Eğitimli birey, sorunun çözümünde farklı yöntem kullanımını geliştirmiş kimsedir. Ezbere dayanan öğretim, okulları eğitim öğretim kurumu değil de bilgi öğretilen kurumlar olarak gören, öğretmenliği de derse girip çıkma olarak algılayan öğretmenlerle, soruna çözüm bulmak olası değildir.
Ebenin, doğan bebeğin ağlaması için poposuna vurduğu tokatla başlayan, daha sonra hoşa gitmeyen davranışlarını şiddetle cezalandıran ana baba ve öğretmen, askerde komutan, sivil hayatta polisle süren dayağın, toplumda bu sonuçları yaratması doğaldır.
Bilimsel veriler, dayak yiyen çocuğun zeka seviyesinin, uyarı yoluyla terbiye edilenlere oranla daha düşük olduğunu gösteriyor. Çocuklarla konuşarak, soruna çözüm bulma, beyninin gelişimine hizmet ediyor.
Dayak yiyen çocuk, içe kapanık, yaşamdan zevk almayan saldırgan bir kişiliğe sahip oluyor.
Fiziksel ceza, çocukta saldırganlık ve şiddet davranışına yol açmaktadır. Çocuk anne babanın bu davranışını doğal olarak algılamakta, yetişkin olduğunda aynı davranış kalıplarını çocukları üzerinde uygulamaktadır.
Çocukluğunda şiddete maruz kalanlar, ilerideki yaşantılarında şiddeti sadece çocuklarına değil, eşine ve başkalarına karşı da kullanmaktadır.
Televizyonlarda ve bilgisayarlarda şiddet içeren film izleyen ve oyunlar oynayan çocuk ve genç, kendilerini film ve oyun kahramanlarıyla özdeşleştirir.

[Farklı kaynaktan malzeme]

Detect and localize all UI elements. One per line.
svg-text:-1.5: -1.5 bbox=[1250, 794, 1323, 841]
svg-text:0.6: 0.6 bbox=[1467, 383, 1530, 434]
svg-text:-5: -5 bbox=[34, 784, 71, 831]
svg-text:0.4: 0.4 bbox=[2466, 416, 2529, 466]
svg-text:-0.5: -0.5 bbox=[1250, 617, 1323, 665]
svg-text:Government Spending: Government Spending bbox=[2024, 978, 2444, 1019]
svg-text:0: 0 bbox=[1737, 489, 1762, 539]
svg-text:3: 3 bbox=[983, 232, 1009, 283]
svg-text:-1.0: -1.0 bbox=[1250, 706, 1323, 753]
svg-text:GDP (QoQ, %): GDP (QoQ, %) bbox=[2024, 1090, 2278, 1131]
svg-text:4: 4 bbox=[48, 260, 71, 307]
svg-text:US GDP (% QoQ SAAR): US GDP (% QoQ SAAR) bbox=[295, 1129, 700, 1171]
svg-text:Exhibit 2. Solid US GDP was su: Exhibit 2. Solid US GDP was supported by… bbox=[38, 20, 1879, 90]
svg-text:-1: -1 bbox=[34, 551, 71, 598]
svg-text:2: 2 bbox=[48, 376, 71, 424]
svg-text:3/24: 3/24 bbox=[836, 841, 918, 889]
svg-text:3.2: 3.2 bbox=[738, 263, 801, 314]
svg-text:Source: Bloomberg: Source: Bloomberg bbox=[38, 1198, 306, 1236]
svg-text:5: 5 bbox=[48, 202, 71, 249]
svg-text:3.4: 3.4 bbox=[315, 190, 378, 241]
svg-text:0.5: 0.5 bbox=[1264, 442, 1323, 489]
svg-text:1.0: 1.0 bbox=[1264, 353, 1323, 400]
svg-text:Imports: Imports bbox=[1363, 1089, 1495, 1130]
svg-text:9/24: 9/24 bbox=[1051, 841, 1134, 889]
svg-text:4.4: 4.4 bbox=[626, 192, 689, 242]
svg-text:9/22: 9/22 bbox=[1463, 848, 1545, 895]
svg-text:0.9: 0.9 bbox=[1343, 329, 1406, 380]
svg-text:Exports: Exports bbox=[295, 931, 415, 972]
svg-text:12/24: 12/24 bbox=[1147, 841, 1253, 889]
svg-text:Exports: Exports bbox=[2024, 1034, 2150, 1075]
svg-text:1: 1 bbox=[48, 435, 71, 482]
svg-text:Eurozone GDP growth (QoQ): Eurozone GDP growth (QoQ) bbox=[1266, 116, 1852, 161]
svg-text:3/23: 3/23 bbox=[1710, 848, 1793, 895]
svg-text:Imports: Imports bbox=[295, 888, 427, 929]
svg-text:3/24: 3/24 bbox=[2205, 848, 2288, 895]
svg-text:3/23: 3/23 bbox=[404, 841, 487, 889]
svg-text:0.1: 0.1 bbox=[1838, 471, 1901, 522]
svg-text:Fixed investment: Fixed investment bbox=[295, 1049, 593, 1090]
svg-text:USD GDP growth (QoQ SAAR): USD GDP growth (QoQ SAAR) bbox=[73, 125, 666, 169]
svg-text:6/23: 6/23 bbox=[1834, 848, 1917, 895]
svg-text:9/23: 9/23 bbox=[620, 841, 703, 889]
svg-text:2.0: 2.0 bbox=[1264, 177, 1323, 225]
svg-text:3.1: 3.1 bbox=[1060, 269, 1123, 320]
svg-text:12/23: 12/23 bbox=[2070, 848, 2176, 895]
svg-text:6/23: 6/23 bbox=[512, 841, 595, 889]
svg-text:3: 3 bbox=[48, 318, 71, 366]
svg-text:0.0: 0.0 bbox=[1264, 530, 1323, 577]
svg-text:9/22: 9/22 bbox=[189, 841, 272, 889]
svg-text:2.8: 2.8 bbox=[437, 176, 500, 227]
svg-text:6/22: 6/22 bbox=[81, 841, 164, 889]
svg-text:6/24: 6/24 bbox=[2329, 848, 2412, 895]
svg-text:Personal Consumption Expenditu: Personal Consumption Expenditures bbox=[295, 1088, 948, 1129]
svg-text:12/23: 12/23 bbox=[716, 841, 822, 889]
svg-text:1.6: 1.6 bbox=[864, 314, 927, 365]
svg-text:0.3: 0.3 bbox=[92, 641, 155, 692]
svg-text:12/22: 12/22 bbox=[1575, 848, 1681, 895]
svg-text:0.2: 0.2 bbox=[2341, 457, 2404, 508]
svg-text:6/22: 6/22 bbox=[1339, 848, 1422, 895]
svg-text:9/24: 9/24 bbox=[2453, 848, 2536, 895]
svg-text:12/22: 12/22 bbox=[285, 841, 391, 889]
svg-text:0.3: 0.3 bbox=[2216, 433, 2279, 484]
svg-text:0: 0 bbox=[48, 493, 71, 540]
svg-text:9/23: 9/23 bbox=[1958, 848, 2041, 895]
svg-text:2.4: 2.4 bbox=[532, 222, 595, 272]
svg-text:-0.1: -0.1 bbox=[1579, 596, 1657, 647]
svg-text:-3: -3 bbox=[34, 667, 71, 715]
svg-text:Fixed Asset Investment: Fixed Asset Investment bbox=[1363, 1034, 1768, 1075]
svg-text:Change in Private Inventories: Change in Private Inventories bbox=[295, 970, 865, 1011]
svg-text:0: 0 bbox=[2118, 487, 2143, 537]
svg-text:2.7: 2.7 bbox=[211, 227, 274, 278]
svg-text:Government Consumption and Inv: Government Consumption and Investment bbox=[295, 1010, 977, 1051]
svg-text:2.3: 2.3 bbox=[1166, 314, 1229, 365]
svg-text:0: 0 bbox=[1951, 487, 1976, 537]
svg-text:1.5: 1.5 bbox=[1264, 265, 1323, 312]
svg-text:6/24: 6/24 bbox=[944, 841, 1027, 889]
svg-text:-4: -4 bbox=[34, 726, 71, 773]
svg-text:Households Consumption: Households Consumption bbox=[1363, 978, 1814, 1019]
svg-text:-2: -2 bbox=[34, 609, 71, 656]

Çocuğun ve gencin yanlış davranışını dayakla ödettiğimizde; kişi, yaptığı olumsuz davranış üzerinde düşünme, hatasını anlama, onun tamir yollarını arama ve düzeltme gereği duymaz.
Şiddet toplumda korkuya, insanlar arasında güvensizliğe, içe kapanmaya ve sosyal hayattan uzaklaşmaya neden olur.
Kolluk kuvvetleri, halkın en ufak hak arama mücadelesinde şiddete başvurmaktadır.Bu durumda halkın mutluluğu ve can güvenliğinden söz edilemez.
Konu üzerinde titizlikle durulmalı. Önce anne ve baba eğitimden geçirilmeli, daha sonra öğretmenliği derse girip çıkmaktan ibaret görmeyen, sıkıştığında şiddete başvurmayan, çocuk ve genç psikolojisi konusunda yetkin, eğitimciler yetiştirilmelidir.
Toplumsal şiddetin azalması ve sona ermesi, ancak böyle mümkündür.